At the Palace in the evening the reception was of an informal kind, the Prince and Princess moving about among their guests and talking freely. It was especially a literary party, so that instead of the Balkanic athletes who had been prominent at these gatherings of late, the winners in the poetic competitions and the European press representatives formed the majority of those present. Very early in the evening Princess Emilia brought a slender, handsome young man, of an unmistakably Greek type of face, up to Zoe.

“I now have the pleasure of fulfilling one of my life’s ambitions,” she said prettily, “in presenting Apolis to Zeto.”

“And in doing so, madame, you gratify my own chief desire,” was the ready reply of the poet.
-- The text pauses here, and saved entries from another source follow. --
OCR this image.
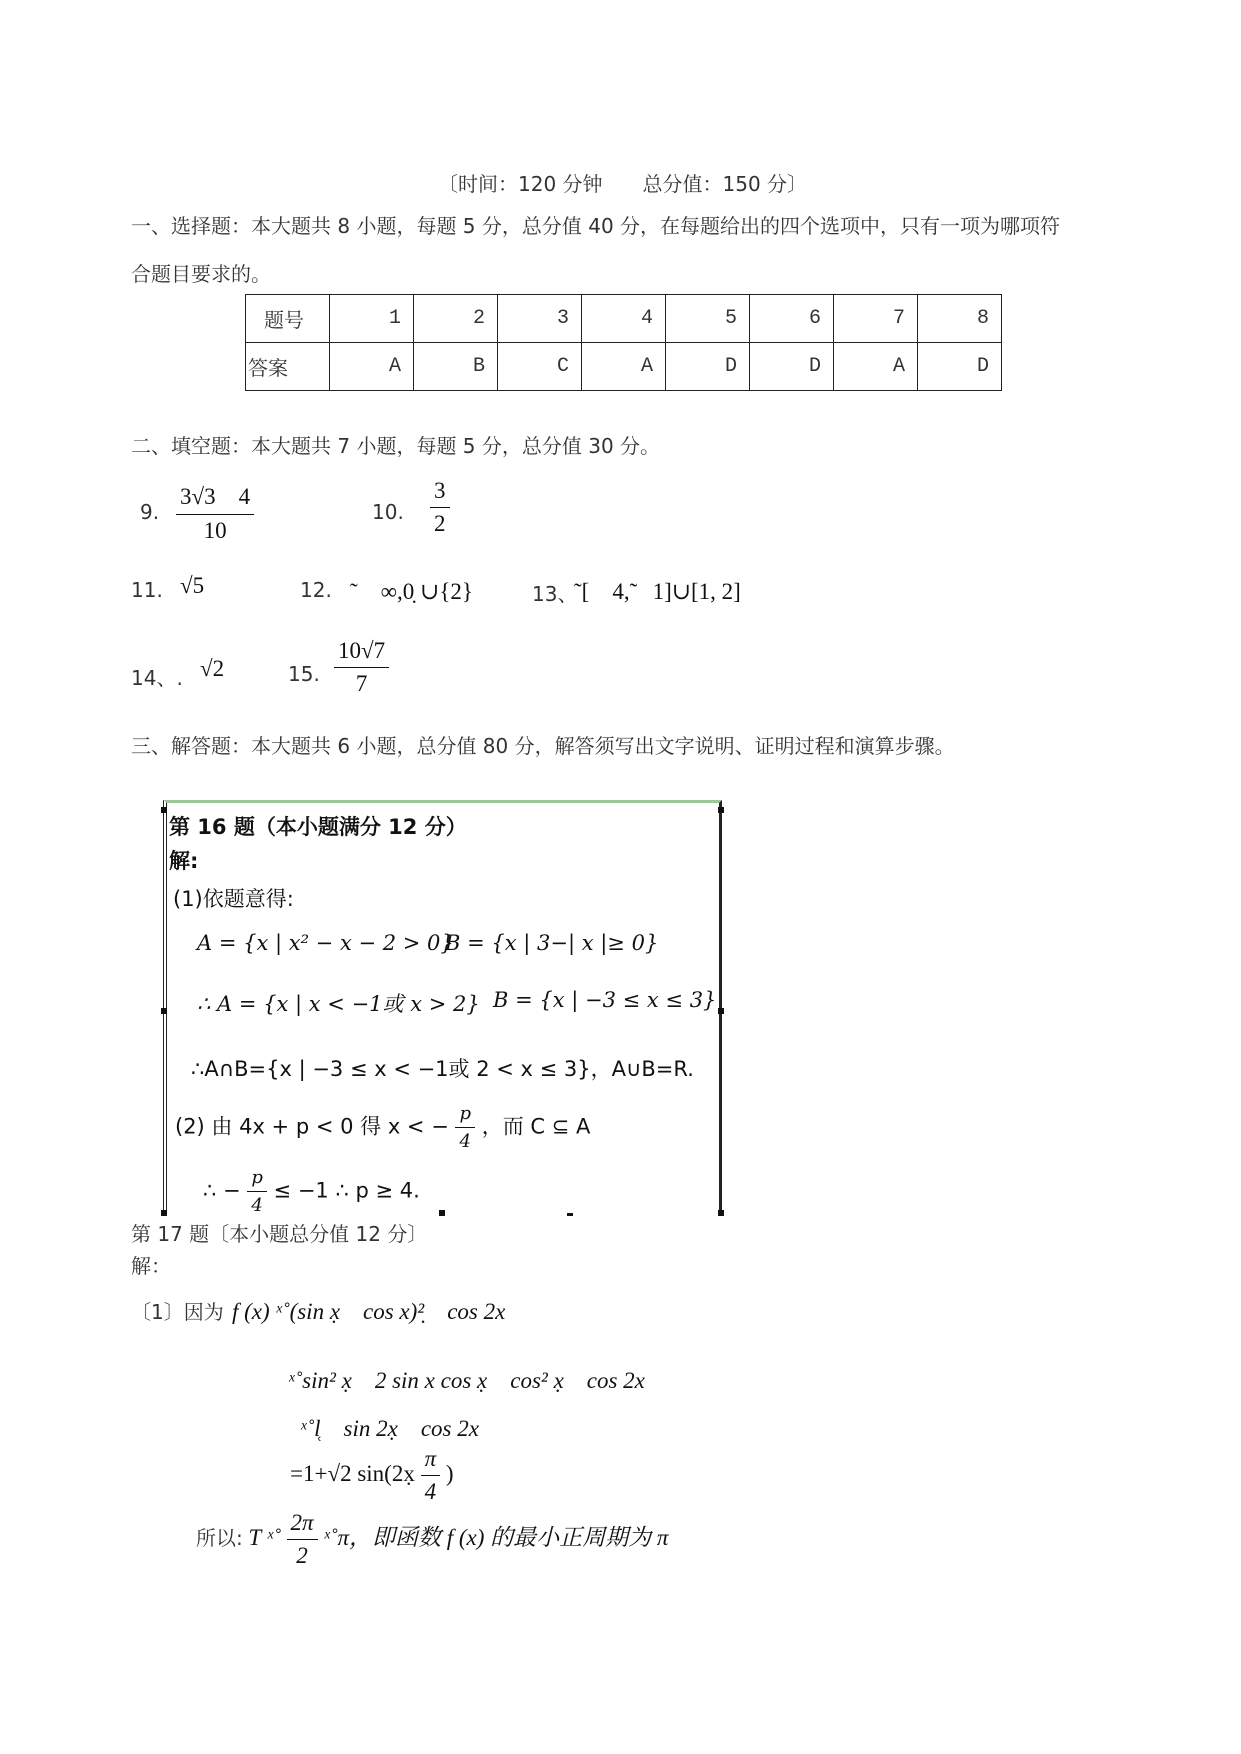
〔时间：120 分钟　　总分值：150 分〕
一、选择题：本大题共 8 小题，每题 5 分，总分值 40 分，在每题给出的四个选项中，只有一项为哪项符
合题目要求的。
题号	1	2	3	4	5	6	7	8
答案	A	B	C	A	D	D	A	D
二、填空题：本大题共 7 小题，每题 5 分，总分值 30 分。
9. $\frac{3√3 4}{10}$	10. $\frac{3}{2}$
11. √5	12. ˜　∞,0̣ ∪{2}	13、
˜[　4,̃　1]∪[1, 2]
14、. √2	15. $\frac{10√7}{7}$
三、解答题：本大题共 6 小题，总分值 80 分，解答须写出文字说明、证明过程和演算步骤。
第 16 题（本小题满分 12 分）
解:
(1)依题意得:
A = {x | x² − x − 2 > 0}
B = {x | 3−| x |≥ 0}
∴ A = {x | x < −1或 x > 2} B = {x | −3 ≤ x ≤ 3}
∴A∩B={x | −3 ≤ x < −1或 2 < x ≤ 3}，A∪B=R.
(2) 由 4x + p < 0 得 x < − $\frac{p}{4}$ ，而 C ⊆ A
∴ − $\frac{p}{4} \le -1$ ∴ p ≥ 4.
第 17 题〔本小题总分值 12 分〕
解：
〔1〕因为 f (x) ˣ˚(sin x̣　cos x)²̣　cos 2x
ˣ˚sin² x̣　2 sin x cos x̣　cos² x̣　cos 2x
ˣ˚l̜　sin 2x̣　cos 2x
=1+√2 sin(2x̣ $\frac{\pi}{4}$ )
所以: T ˣ˚ $\frac{2\pi}{2}$ ˣ˚π，即函数 f (x) 的最小正周期为 π
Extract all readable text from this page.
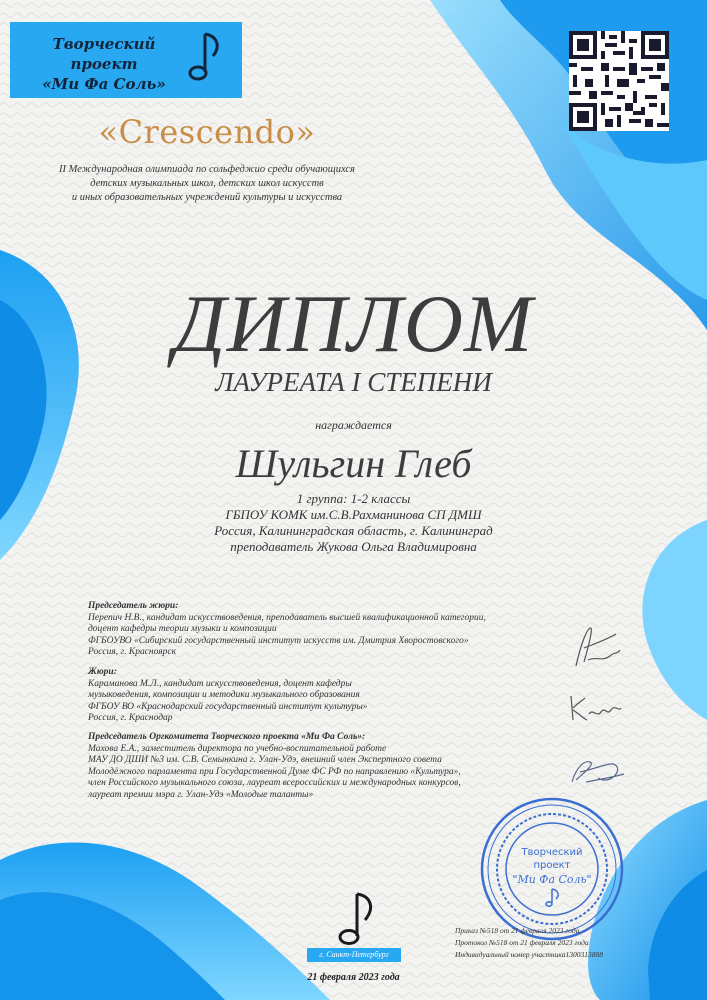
Творческий проект
«Ми Фа Соль»
«Crescendo»
II Международная олимпиада по сольфеджио среди обучающихся
детских музыкальных школ, детских школ искусств
и иных образовательных учреждений культуры и искусства
ДИПЛОМ
ЛАУРЕАТА I СТЕПЕНИ
награждается
Шульгин Глеб
1 группа: 1-2 классы
ГБПОУ КОМК им.С.В.Рахманинова СП ДМШ
Россия, Калининградская область, г. Калининград
преподаватель Жукова Ольга Владимировна
Председатель жюри:
Перепич Н.В., кандидат искусствоведения, преподаватель высшей квалификационной категории,
доцент кафедры теории музыки и композиции
ФГБОУВО «Сибирский государственный институт искусств им. Дмитрия Хворостовского»
Россия, г. Красноярск
Жюри:
Караманова М.Л., кандидат искусствоведения, доцент кафедры
музыковедения, композиции и методики музыкального образования
ФГБОУ ВО «Краснодарский государственный институт культуры»
Россия, г. Краснодар
Председатель Оргкомитета Творческого проекта «Ми Фа Соль»:
Махова Е.А., заместитель директора по учебно-воспитательной работе
МАУ ДО ДШИ №3 им. С.В. Семынкина г. Улан-Удэ, внешний член Экспертного совета
Молодёжного парламента при Государственной Думе ФС РФ по направлению «Культура»,
член Российского музыкального союза, лауреат всероссийских и международных конкурсов,
лауреат премии мэра г. Улан-Удэ «Молодые таланты»
Творческий
проект
"Ми Фа Соль"
г. Санкт-Петербург
21 февраля 2023 года
Приказ №518 от 21 февраля 2023 года
Протокол №518 от 21 февраля 2023 года
Индивидуальный номер участника1300313888
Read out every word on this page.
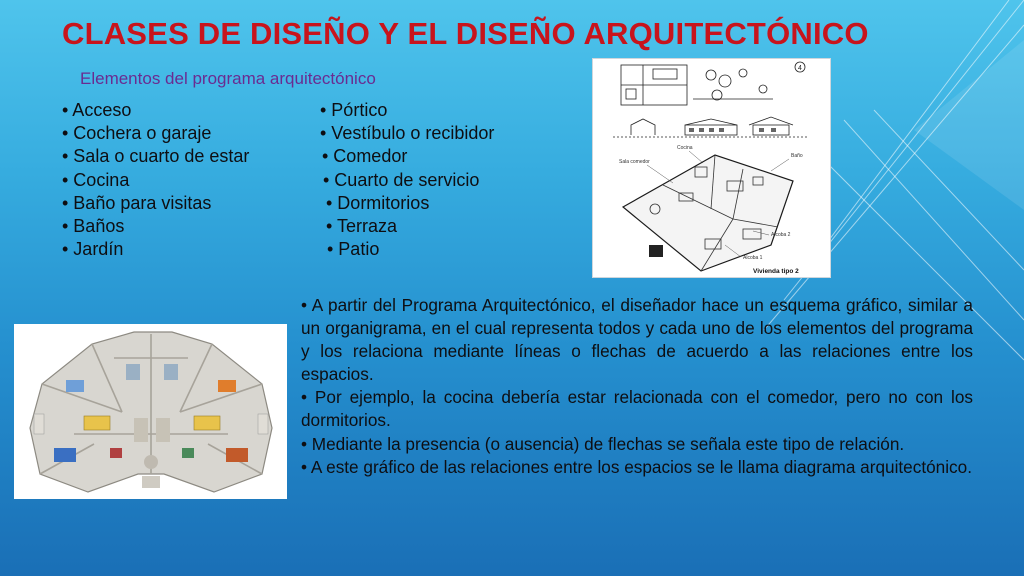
CLASES DE DISEÑO Y EL DISEÑO ARQUITECTÓNICO
Elementos del programa arquitectónico
• Acceso
• Cochera o garaje
• Sala o cuarto de estar
• Cocina
• Baño para visitas
• Baños
• Jardín
• Pórtico
• Vestíbulo o recibidor
• Comedor
• Cuarto de servicio
• Dormitorios
• Terraza
• Patio
4
Cocina
Sala comedor
Baño
Alcoba 2
Alcoba 1
Vivienda tipo 2

• A partir del Programa Arquitectónico, el diseñador hace un esquema gráfico, similar a un organigrama, en el cual representa todos y cada uno de los elementos del programa y los relaciona mediante líneas o flechas de acuerdo a las relaciones entre los espacios.

• Por ejemplo, la cocina debería estar relacionada con el comedor, pero no con los dormitorios.

• Mediante la presencia (o ausencia) de flechas se señala este tipo de relación.

• A este gráfico de las relaciones entre los espacios se le llama diagrama arquitectónico.
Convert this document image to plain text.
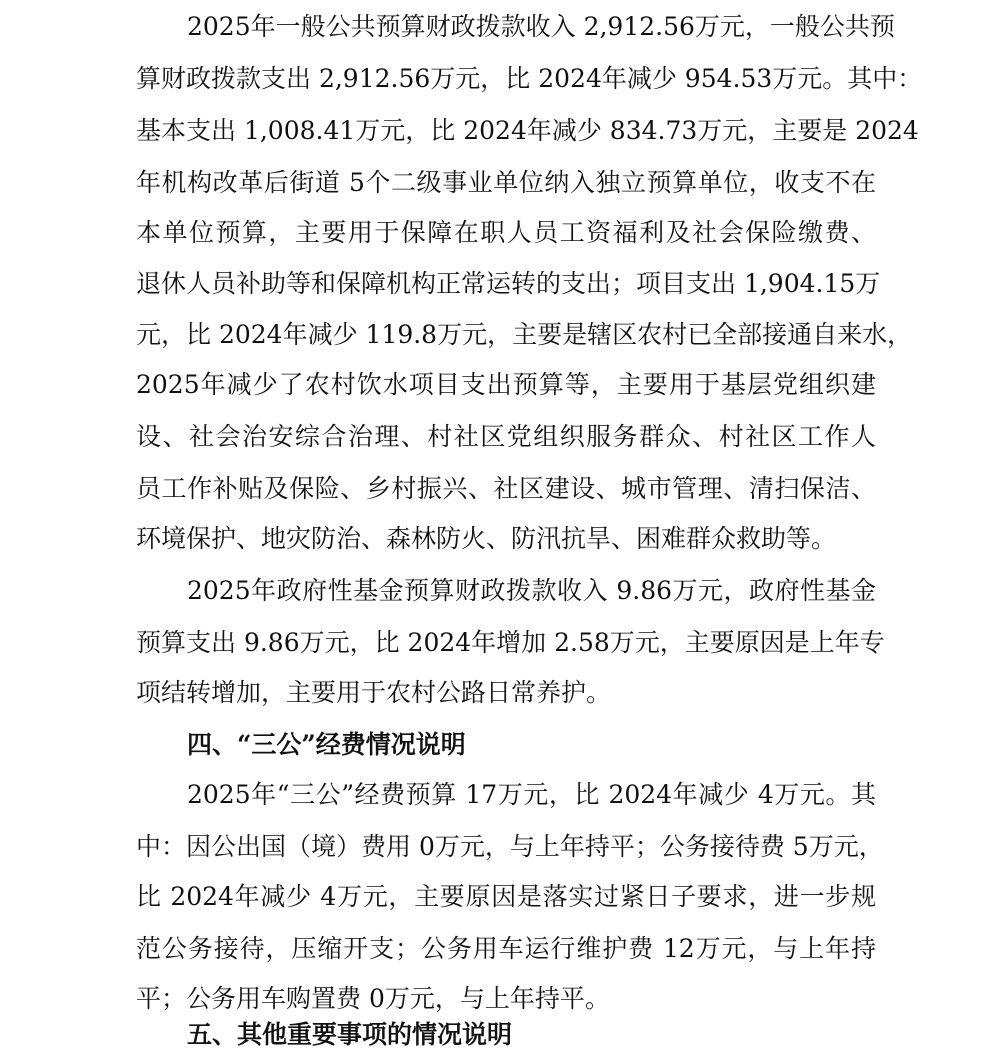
2025年一般公共预算财政拨款收入 2,912.56万元，一般公共预
算财政拨款支出 2,912.56万元，比 2024年减少 954.53万元。其中：
基本支出 1,008.41万元，比 2024年减少 834.73万元，主要是 2024
年机构改革后街道 5个二级事业单位纳入独立预算单位，收支不在
本单位预算，主要用于保障在职人员工资福利及社会保险缴费、
退休人员补助等和保障机构正常运转的支出；项目支出 1,904.15万
元，比 2024年减少 119.8万元，主要是辖区农村已全部接通自来水，
2025年减少了农村饮水项目支出预算等，主要用于基层党组织建
设、社会治安综合治理、村社区党组织服务群众、村社区工作人
员工作补贴及保险、乡村振兴、社区建设、城市管理、清扫保洁、
环境保护、地灾防治、森林防火、防汛抗旱、困难群众救助等。
2025年政府性基金预算财政拨款收入 9.86万元，政府性基金
预算支出 9.86万元，比 2024年增加 2.58万元，主要原因是上年专
项结转增加，主要用于农村公路日常养护。
四、“三公”经费情况说明
2025年“三公”经费预算 17万元，比 2024年减少 4万元。其
中：因公出国（境）费用 0万元，与上年持平；公务接待费 5万元，
比 2024年减少 4万元，主要原因是落实过紧日子要求，进一步规
范公务接待，压缩开支；公务用车运行维护费 12万元，与上年持
平；公务用车购置费 0万元，与上年持平。
五、其他重要事项的情况说明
Zoe sought in vain for any remark equally compatible with truth and responsive to his politeness, but her failure passed unnoticed, for he was quite capable of taking charge of the conversation without her assistance. He had solved the difficulty of talking about himself without appearing egotistical, by regarding his own history entirely from a literary point of view, producing, as it were, a monograph from it in response to any turn of the talk. Zoe found it quite interesting to note the ingenuity with which he adapted the most hopeless conditions to his purpose, though she was conscious of an uneasy doubt as to the literal veracity of all the experiences he described. When she came to analyse them afterwards, however, she discovered that he had mentioned very few facts, since most of his descriptions concerned feelings and impressions which he had experienced, or might have experienced, in given circumstances. The principal landmarks which emerged from the flood were a long sojourn in Paris, and the cause which led to it, a quarrel with his father—recounted with exquisite but not exactly filial humour—over a beautiful girl whom he had not been allowed to marry. For her sake, therefore, he was an exile from the rocky island, the beloved home of his forefathers, in the unsympathetic West.

“That is the lady to whom you have written as Meteora?” asked Zoe. “Was it her real name?”

“In my earlier poems—yes, mademoiselle. Let me see, what was her real name—Xenocraté? Praxinoë? I cannot remember! How a man’s memory betrays him!”

“But some of the poems to Meteora were among the latest in the book!” objected Zoe.